Immigrant rights and social movements
Mora, Maria De Jesus, Rodolfo Rodriguez, Alejandro Zermeño, and Paul Almeida. 2018. Immigrant rights and social movements. Sociology Compass 12(8): e12599.

The disciplinary fields of immigration and social movements have largely developed as two distinct subareas of sociology. Scholars contend that immigrant rights, compared to other movements, have been given less attention in social movement research. Studies of immigrant-based movements in recent decades have reached a stage whereby we can now assess how immigrant movement scholarship informs the general social movement literature in several areas. In this article, we show the contributions of empiricalstudies of immigrant movements in four primary arenas: (a) emergence; (b) participation; (c) framing; and (d) outcomes. Contemporary immigrant struggles offer social movement scholarship opportunities to incorporate these campaigns and enhance current theories and concepts as earlier protest waves advanced studies of collective action.


Ritual demonstrations versus reactive protests: Participation across mobilizing contexts in Mexico City
Inclán, Maria, and Paul D Almeida. 2017. Ritual demonstrations versus reactive protests: Participation across mobilizing contexts in Mexico City. Latin American Politics and Society 59(4): 47–74.

Using an innovative survey of protest participants and nonparticipants from five major street demonstrations in Mexico City in 2011 and 2012, this study tests the assumption that influences on protest participation vary across different types of events; namely, ritual demonstrations and reactive protests. The comparison is based on two assumptions: that these are two of the dominant forms of protest in contemporary Latin America, and that specifying the context for different types of social movement participation provides a better understanding of the individual mobilization process for groups seeking to defend their rights or gain new benefits. The comparative analyses reveal some crucial differences. Political interest and previous political experience are more influential in the decision to take part in reactive demonstrations. For ritual demonstrations, the decision to participate tends to be driven more by personal and organizational connections.

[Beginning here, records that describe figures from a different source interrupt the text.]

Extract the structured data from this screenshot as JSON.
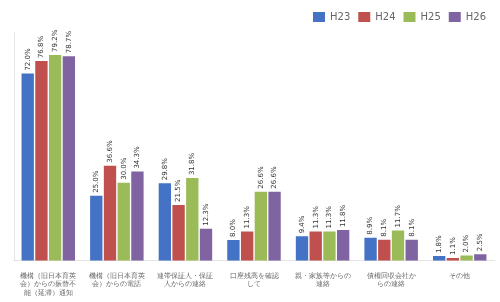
{
  "chart_data": {
    "type": "bar",
    "categories": [
      "機構（旧日本育英\n会）からの振替不\n能（延滞）通知",
      "機構（旧日本育英\n会）からの電話",
      "連帯保証人・保証\n人からの連絡",
      "口座残高を確認\nして",
      "親・家族等からの\n連絡",
      "債権回収会社か\nらの連絡",
      "その他"
    ],
    "series": [
      {
        "name": "H23",
        "color": "#4472C4",
        "values": [
          72.0,
          25.0,
          29.8,
          8.0,
          9.4,
          8.9,
          1.8
        ],
        "value_labels": [
          "72.0%",
          "25.0%",
          "29.8%",
          "8.0%",
          "9.4%",
          "8.9%",
          "1.8%"
        ]
      },
      {
        "name": "H24",
        "color": "#C0504D",
        "values": [
          76.8,
          36.6,
          21.5,
          11.3,
          11.3,
          8.1,
          1.1
        ],
        "value_labels": [
          "76.8%",
          "36.6%",
          "21.5%",
          "11.3%",
          "11.3%",
          "8.1%",
          "1.1%"
        ]
      },
      {
        "name": "H25",
        "color": "#9BBB59",
        "values": [
          79.2,
          30.0,
          31.8,
          26.6,
          11.3,
          11.7,
          2.0
        ],
        "value_labels": [
          "79.2%",
          "30.0%",
          "31.8%",
          "26.6%",
          "11.3%",
          "11.7%",
          "2.0%"
        ]
      },
      {
        "name": "H26",
        "color": "#8064A2",
        "values": [
          78.7,
          34.3,
          12.3,
          26.6,
          11.8,
          8.1,
          2.5
        ],
        "value_labels": [
          "78.7%",
          "34.3%",
          "12.3%",
          "26.6%",
          "11.8%",
          "8.1%",
          "2.5%"
        ]
      }
    ],
    "ylim": [
      0,
      88
    ],
    "grid": false,
    "legend": "upper right",
    "data_labels": true,
    "tick_labels": "x"
  }
}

Unintended Consequences of State-Led Development: A Theory of Mobilized Opposition to Neoliberalism
Almeida, Paul D. 2015. Unintended Consequences of State-Led Development: A Theory of Mobilized Opposition to Neoliberalism. Sociology of Development 1(2): 259-276.

The mass mobilizations against neoliberal reforms are rooted in the weakening of the state-led development model and the erosion of social citizenship rights. At the same time, infrastructures created by the developmental state provide the organizational capacity to resist market-driven globalization. The study develops a conceptual framework for understanding the major arenas of state-led development in the twentieth century in relation to the infrastructures and organizations that mobilize social movement campaigns against neoliberalism in the twenty-first century. Special attention is given to public education, health care, public utilities, state subsidies, and transportation networks as laying the foundation for civil society’s ability to collectively defend social protections granted in the preglobalization era in the global South.